For a long time Flory remained standing by the river bank. The moon was up, mirrored in the water like a broad shield of electron. The coolness of the outer air had changed Flory’s mood. He had not even the heart to be angry any longer. For he had perceived, with the deadly self-knowledge and self-loathing that come to one at such a time, that what had happened served him perfectly right. For a moment it seemed to him that an endless procession of Burmese women, a regiment of ghosts, were marching past him in the moonlight. Heavens, what numbers of them! A thousand—no, but a full hundred at the least. ‘Eyes right!’ he thought despondently. Their heads turned towards him, but they had no faces, only featureless discs. He remembered a blue longyi here, a pair of ruby earrings there, but hardly a face or a name.

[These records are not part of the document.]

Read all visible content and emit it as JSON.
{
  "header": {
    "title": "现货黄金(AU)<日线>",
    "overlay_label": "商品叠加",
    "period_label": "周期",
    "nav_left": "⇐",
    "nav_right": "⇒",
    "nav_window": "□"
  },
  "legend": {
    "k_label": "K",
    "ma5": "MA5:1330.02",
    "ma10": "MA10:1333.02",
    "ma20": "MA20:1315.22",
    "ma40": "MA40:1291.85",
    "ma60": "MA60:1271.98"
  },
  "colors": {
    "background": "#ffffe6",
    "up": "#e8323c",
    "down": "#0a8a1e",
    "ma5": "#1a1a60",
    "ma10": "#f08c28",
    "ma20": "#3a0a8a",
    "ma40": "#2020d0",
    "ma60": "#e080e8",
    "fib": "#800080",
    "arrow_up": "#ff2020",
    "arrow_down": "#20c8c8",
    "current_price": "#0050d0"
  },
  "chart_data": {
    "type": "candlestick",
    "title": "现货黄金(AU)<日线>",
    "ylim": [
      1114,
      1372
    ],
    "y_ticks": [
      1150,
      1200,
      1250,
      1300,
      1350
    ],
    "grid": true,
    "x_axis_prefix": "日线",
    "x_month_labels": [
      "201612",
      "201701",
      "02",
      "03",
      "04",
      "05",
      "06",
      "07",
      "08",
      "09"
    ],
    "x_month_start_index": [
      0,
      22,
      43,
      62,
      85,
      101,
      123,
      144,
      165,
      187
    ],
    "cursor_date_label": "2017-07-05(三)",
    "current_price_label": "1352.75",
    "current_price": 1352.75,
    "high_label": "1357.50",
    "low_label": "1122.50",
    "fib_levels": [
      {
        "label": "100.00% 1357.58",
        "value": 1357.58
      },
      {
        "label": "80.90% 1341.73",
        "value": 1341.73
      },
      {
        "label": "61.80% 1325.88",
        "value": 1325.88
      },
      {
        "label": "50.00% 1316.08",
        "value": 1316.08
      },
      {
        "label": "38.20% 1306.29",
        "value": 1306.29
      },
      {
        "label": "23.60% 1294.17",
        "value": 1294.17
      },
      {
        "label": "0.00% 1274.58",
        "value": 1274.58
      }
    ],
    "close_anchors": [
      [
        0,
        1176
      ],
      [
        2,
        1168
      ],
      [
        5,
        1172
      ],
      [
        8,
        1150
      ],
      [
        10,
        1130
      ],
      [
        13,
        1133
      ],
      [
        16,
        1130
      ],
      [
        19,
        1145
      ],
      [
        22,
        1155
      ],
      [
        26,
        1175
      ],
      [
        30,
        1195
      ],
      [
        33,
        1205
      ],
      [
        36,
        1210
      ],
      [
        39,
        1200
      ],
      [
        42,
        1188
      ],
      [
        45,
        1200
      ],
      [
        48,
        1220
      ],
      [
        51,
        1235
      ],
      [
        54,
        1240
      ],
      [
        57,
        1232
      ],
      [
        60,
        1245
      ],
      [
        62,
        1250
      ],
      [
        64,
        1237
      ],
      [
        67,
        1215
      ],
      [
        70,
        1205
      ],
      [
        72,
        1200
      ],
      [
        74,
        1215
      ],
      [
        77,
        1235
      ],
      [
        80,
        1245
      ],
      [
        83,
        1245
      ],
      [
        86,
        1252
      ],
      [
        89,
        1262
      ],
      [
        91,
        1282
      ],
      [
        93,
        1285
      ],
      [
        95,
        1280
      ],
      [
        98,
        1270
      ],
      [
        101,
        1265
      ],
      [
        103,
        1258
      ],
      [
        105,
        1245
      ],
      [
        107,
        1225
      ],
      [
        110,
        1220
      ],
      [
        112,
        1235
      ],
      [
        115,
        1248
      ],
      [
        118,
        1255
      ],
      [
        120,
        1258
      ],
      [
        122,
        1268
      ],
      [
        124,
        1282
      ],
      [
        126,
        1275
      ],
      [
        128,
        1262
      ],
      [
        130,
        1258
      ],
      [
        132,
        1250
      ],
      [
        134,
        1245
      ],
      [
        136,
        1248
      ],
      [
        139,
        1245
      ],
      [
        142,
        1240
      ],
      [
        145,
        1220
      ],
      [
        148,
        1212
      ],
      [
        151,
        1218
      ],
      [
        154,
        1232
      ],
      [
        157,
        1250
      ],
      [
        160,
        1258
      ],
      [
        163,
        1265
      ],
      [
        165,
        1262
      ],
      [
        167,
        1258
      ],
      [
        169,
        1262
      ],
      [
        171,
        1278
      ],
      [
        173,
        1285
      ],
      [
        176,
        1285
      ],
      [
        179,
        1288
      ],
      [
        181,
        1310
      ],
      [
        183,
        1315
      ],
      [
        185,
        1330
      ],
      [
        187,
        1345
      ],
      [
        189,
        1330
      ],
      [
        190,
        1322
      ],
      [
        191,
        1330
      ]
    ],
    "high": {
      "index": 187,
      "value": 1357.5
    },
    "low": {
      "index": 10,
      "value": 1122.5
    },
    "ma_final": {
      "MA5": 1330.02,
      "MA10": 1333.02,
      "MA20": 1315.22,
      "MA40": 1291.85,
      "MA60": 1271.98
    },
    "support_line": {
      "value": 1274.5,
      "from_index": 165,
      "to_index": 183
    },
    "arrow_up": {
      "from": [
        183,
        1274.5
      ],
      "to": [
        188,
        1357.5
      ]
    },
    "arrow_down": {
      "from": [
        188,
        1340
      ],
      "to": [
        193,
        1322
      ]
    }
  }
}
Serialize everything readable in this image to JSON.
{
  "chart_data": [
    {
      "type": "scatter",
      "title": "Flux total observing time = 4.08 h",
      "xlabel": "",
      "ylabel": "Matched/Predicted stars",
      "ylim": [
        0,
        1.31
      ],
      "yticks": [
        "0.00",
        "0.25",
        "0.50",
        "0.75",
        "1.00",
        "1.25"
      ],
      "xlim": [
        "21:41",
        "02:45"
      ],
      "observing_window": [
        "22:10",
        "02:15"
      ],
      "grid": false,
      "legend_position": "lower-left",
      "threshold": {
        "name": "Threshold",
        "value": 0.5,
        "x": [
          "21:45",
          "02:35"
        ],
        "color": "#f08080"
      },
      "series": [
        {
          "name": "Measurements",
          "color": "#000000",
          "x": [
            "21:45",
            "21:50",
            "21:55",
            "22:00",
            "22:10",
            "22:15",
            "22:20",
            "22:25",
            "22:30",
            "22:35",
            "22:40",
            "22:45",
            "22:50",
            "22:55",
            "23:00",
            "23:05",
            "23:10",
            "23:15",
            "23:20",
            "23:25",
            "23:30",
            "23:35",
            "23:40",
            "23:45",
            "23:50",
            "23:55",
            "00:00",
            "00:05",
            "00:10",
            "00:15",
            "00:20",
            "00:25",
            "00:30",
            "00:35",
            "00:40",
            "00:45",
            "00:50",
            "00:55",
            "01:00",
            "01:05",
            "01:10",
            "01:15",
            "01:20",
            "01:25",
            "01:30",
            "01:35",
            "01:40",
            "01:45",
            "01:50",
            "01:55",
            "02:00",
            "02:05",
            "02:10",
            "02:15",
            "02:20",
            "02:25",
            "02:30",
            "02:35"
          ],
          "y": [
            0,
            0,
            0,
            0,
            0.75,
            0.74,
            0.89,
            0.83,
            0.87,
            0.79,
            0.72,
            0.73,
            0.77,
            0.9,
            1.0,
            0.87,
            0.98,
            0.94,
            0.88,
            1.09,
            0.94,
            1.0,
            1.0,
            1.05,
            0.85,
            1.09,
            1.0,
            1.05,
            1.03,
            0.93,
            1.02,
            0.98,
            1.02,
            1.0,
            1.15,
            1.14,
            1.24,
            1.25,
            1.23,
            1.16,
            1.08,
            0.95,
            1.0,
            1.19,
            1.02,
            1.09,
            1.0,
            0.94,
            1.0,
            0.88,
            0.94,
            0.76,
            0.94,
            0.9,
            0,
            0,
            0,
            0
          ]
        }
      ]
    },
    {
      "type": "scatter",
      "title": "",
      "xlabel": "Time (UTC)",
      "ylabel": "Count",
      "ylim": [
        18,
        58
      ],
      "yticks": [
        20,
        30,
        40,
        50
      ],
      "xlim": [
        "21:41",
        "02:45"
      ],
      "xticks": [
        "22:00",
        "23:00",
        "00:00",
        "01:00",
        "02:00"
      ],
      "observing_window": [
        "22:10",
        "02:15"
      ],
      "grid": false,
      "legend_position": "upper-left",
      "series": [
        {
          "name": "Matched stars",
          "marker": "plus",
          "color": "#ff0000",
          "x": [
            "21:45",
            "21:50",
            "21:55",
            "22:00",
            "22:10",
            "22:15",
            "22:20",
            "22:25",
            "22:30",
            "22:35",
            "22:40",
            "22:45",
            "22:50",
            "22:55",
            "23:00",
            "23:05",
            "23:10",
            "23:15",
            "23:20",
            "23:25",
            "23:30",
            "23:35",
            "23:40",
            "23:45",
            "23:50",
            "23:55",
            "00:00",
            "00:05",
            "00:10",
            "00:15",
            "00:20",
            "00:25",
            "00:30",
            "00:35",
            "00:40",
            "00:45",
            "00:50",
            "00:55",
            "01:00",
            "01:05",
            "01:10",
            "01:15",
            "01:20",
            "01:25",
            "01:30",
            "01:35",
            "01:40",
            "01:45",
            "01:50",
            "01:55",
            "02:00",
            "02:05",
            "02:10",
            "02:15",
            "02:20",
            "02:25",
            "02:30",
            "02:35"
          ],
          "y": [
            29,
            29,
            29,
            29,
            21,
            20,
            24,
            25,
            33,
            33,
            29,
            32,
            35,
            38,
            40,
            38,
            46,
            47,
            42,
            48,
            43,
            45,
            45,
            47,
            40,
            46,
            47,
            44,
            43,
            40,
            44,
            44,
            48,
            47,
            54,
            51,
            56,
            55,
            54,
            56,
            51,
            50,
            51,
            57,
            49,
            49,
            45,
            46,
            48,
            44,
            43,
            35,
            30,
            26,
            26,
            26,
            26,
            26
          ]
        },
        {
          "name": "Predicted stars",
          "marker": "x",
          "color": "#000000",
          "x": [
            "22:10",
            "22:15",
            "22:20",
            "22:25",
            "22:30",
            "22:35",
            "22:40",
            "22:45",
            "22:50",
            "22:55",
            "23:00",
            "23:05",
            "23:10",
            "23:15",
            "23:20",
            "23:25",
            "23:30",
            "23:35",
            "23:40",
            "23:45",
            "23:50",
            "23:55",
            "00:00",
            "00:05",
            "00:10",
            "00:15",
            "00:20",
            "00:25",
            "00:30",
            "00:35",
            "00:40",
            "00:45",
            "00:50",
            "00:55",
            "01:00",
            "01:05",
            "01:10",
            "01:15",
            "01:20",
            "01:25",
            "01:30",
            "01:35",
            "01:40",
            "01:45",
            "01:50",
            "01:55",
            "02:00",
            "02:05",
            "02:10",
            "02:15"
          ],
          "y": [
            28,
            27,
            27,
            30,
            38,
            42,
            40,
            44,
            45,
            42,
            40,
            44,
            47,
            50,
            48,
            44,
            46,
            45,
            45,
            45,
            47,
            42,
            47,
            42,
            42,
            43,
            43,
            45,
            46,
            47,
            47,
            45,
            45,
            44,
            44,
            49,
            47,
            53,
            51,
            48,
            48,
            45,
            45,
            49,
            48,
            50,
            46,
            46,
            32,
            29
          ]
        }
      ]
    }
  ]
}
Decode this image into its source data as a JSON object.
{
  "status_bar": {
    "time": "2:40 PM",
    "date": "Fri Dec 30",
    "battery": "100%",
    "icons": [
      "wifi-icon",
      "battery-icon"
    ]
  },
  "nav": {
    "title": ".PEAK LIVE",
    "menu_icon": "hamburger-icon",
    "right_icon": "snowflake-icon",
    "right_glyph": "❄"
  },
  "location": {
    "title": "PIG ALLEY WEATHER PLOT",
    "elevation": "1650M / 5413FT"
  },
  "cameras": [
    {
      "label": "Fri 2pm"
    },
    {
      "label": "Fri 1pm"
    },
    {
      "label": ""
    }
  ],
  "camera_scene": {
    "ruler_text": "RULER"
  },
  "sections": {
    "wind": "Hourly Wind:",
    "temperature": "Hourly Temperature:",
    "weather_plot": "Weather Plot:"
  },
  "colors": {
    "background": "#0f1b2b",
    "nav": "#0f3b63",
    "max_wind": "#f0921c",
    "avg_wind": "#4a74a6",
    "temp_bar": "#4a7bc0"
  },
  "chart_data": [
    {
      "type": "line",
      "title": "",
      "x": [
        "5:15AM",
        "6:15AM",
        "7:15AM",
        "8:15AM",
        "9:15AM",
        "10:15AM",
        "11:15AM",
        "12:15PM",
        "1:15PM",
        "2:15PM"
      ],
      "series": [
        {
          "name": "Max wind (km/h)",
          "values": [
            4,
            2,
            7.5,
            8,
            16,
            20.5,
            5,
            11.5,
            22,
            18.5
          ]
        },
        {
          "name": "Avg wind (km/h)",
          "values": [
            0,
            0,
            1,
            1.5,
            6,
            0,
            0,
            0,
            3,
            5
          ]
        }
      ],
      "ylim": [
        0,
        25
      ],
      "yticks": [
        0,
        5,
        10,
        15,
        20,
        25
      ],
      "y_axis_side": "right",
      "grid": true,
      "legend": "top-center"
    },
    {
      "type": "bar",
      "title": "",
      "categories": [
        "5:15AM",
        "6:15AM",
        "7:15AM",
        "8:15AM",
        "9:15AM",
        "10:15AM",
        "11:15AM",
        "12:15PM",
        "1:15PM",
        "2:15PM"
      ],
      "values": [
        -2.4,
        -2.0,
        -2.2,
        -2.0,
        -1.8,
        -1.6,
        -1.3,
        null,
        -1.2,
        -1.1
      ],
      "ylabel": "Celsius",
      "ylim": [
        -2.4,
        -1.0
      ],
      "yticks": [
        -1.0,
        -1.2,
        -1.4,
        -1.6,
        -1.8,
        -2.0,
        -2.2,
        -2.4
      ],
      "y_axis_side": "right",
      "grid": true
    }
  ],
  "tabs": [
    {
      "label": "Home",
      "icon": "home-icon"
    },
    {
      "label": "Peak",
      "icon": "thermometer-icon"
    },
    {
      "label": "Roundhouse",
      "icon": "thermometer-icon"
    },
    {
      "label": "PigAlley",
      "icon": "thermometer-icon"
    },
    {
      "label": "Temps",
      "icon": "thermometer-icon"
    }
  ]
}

The gods are just and of our pleasant vices (pleasant, indeed!) make instruments to plague us. He had dirtied himself beyond redemption, and this was his just punishment.
He made his way slowly through the croton bushes and round the clubhouse. He was too saddened to feel the full pain of the disaster yet. It would begin hurting, as all deep wounds do, long afterwards. As he passed through the gate something stirred the leaves behind him. He started. There was a whisper of harsh Burmese syllables.
‘Pike-san pay-like! Pike-san pay-like!’
He turned sharply. The ‘pike-san pay-like’ (‘Give me the money’) was repeated. He saw a woman standing under the shadow of the gold mohur tree. It was Ma Hla May. She stepped out into the moonlight, warily, with a hostile air, keeping her distance as though afraid that he would strike her. Her face was coated with powder, sickly white in the moon, and it looked as ugly as a skull, and defiant.
She had given him a shock. ‘What the devil are you doing here?’ he said angrily in English.
‘Pike-san pay-like!’
‘What money? What do you mean? Why are you following me about like this?’
‘Pike-san pay-like!’ she repeated almost in a scream. ‘The money you promised me, thakin! You said you would give me more money. I want it now, this instant!’
‘How can I give it you now? You shall have it next month. I have given you a hundred and fifty rupees already.’
To his alarm she began shrieking ‘Pike-san pay-like!’ and a number of similar phrases almost at the top of her voice. She seemed on the verge of hysterics. The volume of noise that she produced was startling.
‘Be quiet! They’ll hear you in the Club!’ he exclaimed, and was instantly sorry for putting the idea into her head.
‘Aha! Now I know what will frighten you! Give me the money this instant, or I scream for help and bring them all out here. Quick, now, or I begin screaming!’